The background to the overhaul of the pensions industry, which has come to be known as pension freedoms, was the perception the market for retirement was not working properly.
That is according to Peter Bradshaw, national accounts director at Selectapension.
At the same time, annuities were not looked on quite as favourably as they once had been.
He recalls by the time then-chancellor George Osborne made his Budget announcement about removing the need for every retiree to buy an annuity, the annuities market was seen to represent poor value.
“If you went back 20 years ago, an annuity was quite a good thing to have,” he remembers.
So what had changed in that time?
Fiona Tait, technical director at Intelligent Pensions, explains: “For a number of well documented reasons, the income available from annuities was falling and people were being put off pension saving by the fact that they couldn’t access their money without taking all of their income at once.

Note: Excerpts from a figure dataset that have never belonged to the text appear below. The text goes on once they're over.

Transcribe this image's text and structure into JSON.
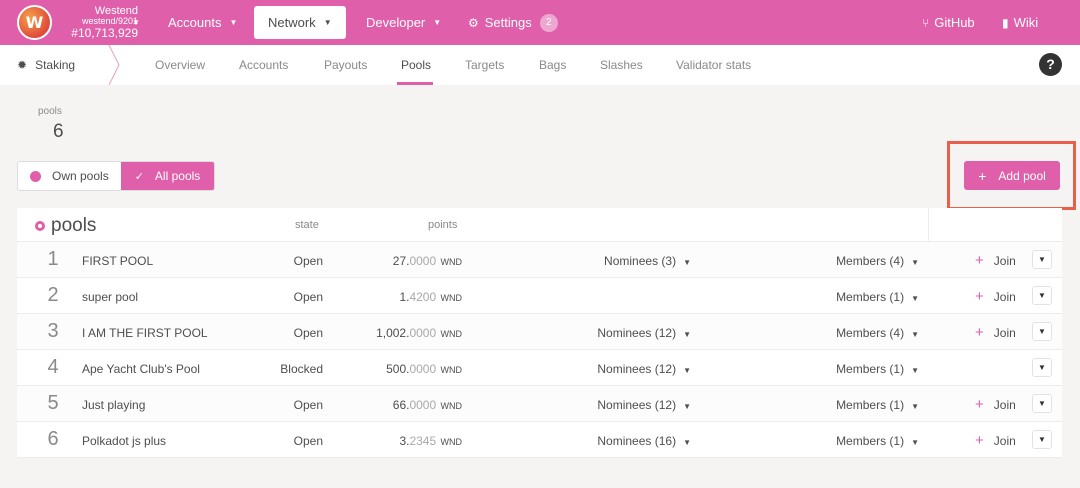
{
  "chain": {
    "name": "Westend",
    "spec": "westend/9201",
    "block": "#10,713,929",
    "logo_letter": "W"
  },
  "topnav": {
    "accounts": "Accounts",
    "network": "Network",
    "developer": "Developer",
    "settings": "Settings",
    "settings_badge": "2",
    "github": "GitHub",
    "wiki": "Wiki"
  },
  "subnav": {
    "section": "Staking",
    "tabs": [
      "Overview",
      "Accounts",
      "Payouts",
      "Pools",
      "Targets",
      "Bags",
      "Slashes",
      "Validator stats"
    ],
    "active": "Pools",
    "help": "?"
  },
  "summary": {
    "label": "pools",
    "value": "6"
  },
  "filter": {
    "own": "Own pools",
    "all": "All pools",
    "selected": "All pools"
  },
  "actions": {
    "add_pool": "Add pool"
  },
  "table": {
    "title": "pools",
    "headers": {
      "state": "state",
      "points": "points"
    },
    "rows": [
      {
        "id": "1",
        "name": "FIRST POOL",
        "state": "Open",
        "points_int": "27.",
        "points_dec": "0000",
        "unit": "WND",
        "nominees": "Nominees (3)",
        "members": "Members (4)",
        "join": "Join"
      },
      {
        "id": "2",
        "name": "super pool",
        "state": "Open",
        "points_int": "1.",
        "points_dec": "4200",
        "unit": "WND",
        "nominees": "",
        "members": "Members (1)",
        "join": "Join"
      },
      {
        "id": "3",
        "name": "I AM THE FIRST POOL",
        "state": "Open",
        "points_int": "1,002.",
        "points_dec": "0000",
        "unit": "WND",
        "nominees": "Nominees (12)",
        "members": "Members (4)",
        "join": "Join"
      },
      {
        "id": "4",
        "name": "Ape Yacht Club's Pool",
        "state": "Blocked",
        "points_int": "500.",
        "points_dec": "0000",
        "unit": "WND",
        "nominees": "Nominees (12)",
        "members": "Members (1)",
        "join": ""
      },
      {
        "id": "5",
        "name": "Just playing",
        "state": "Open",
        "points_int": "66.",
        "points_dec": "0000",
        "unit": "WND",
        "nominees": "Nominees (12)",
        "members": "Members (1)",
        "join": "Join"
      },
      {
        "id": "6",
        "name": "Polkadot js plus",
        "state": "Open",
        "points_int": "3.",
        "points_dec": "2345",
        "unit": "WND",
        "nominees": "Nominees (16)",
        "members": "Members (1)",
        "join": "Join"
      }
    ]
  },
  "colors": {
    "accent": "#e05faa",
    "highlight_box": "#e8604a"
  }
}
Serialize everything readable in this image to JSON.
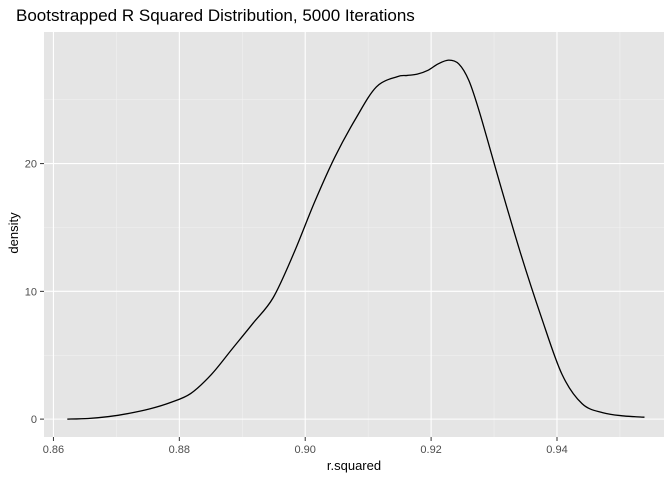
{
  "chart_data": {
    "type": "line",
    "title": "Bootstrapped R Squared Distribution, 5000 Iterations",
    "xlabel": "r.squared",
    "ylabel": "density",
    "xlim": [
      0.8585,
      0.957
    ],
    "ylim": [
      -1.4,
      30.3
    ],
    "x_ticks": [
      0.86,
      0.88,
      0.9,
      0.92,
      0.94
    ],
    "x_tick_labels": [
      "0.86",
      "0.88",
      "0.90",
      "0.92",
      "0.94"
    ],
    "y_ticks": [
      0,
      10,
      20
    ],
    "y_tick_labels": [
      "0",
      "10",
      "20"
    ],
    "grid": true,
    "series": [
      {
        "x": [
          0.8622,
          0.8655,
          0.8688,
          0.872,
          0.8753,
          0.8786,
          0.8818,
          0.8851,
          0.8884,
          0.8917,
          0.8949,
          0.8982,
          0.9015,
          0.9047,
          0.908,
          0.9113,
          0.9146,
          0.9162,
          0.9178,
          0.9195,
          0.9211,
          0.9228,
          0.9244,
          0.926,
          0.9277,
          0.9309,
          0.9342,
          0.9375,
          0.9408,
          0.944,
          0.9473,
          0.9506,
          0.9539
        ],
        "y": [
          0.0,
          0.05,
          0.2,
          0.45,
          0.8,
          1.3,
          2.0,
          3.5,
          5.5,
          7.5,
          9.5,
          13.0,
          17.0,
          20.5,
          23.5,
          26.0,
          26.8,
          26.9,
          27.0,
          27.3,
          27.8,
          28.1,
          27.8,
          26.5,
          24.0,
          18.5,
          13.0,
          8.0,
          3.5,
          1.2,
          0.5,
          0.25,
          0.15
        ]
      }
    ]
  }
}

“Income drawdown was introduced in 1995 to address this problem. However, due to the associated investment risks the majority of retirees were still likely to end up with an annuity.”
Bernadette Lewis, financial planning manager at Scottish Widows, recalls: “Before the reforms, alternatives to annuity purchase included capped drawdown, or flexible drawdown for those with secure pension income of at least £20,000 a year (reduced to £12,000 a year for new declarations from 27 March 2014)."
"But these forms of drawdown weren’t generally suitable for the majority with relatively low levels of DC pension savings. That left annuities as the possibly unsatisfactory solution for those with too much to qualify for a trivial commutation lump sum, but too little to fund a worthwhile retirement income."
Gareth James, head of technical resources at AJ Bell, agrees the purchase of an annuity had become the norm.
“For most, the retirement saving landscape used to involve building up a pension until they hit their 65th birthday and then handing over their pension pot to an insurance company to provide an annuity for life,” he says.
“A fall in the income available from annuities in the years before the freedoms had tarnished their image, with the belief that they were the only option available to savers and offered poor value for money.”
Prior to April 2015 when the concept of pension freedoms was introduced, all those with pension pots under a certain size were “frozen out” of the drawdown market, recalls Neil Adams, pensions and investments expert at Drewberry.
While those with pension pots sizeable enough for drawdown were still required to purchase an annuity at the age of 75, he notes.
The retirement market appeared to be inflexible and wanted everyone, regardless of circumstance and wealth, to conform to the annuity model.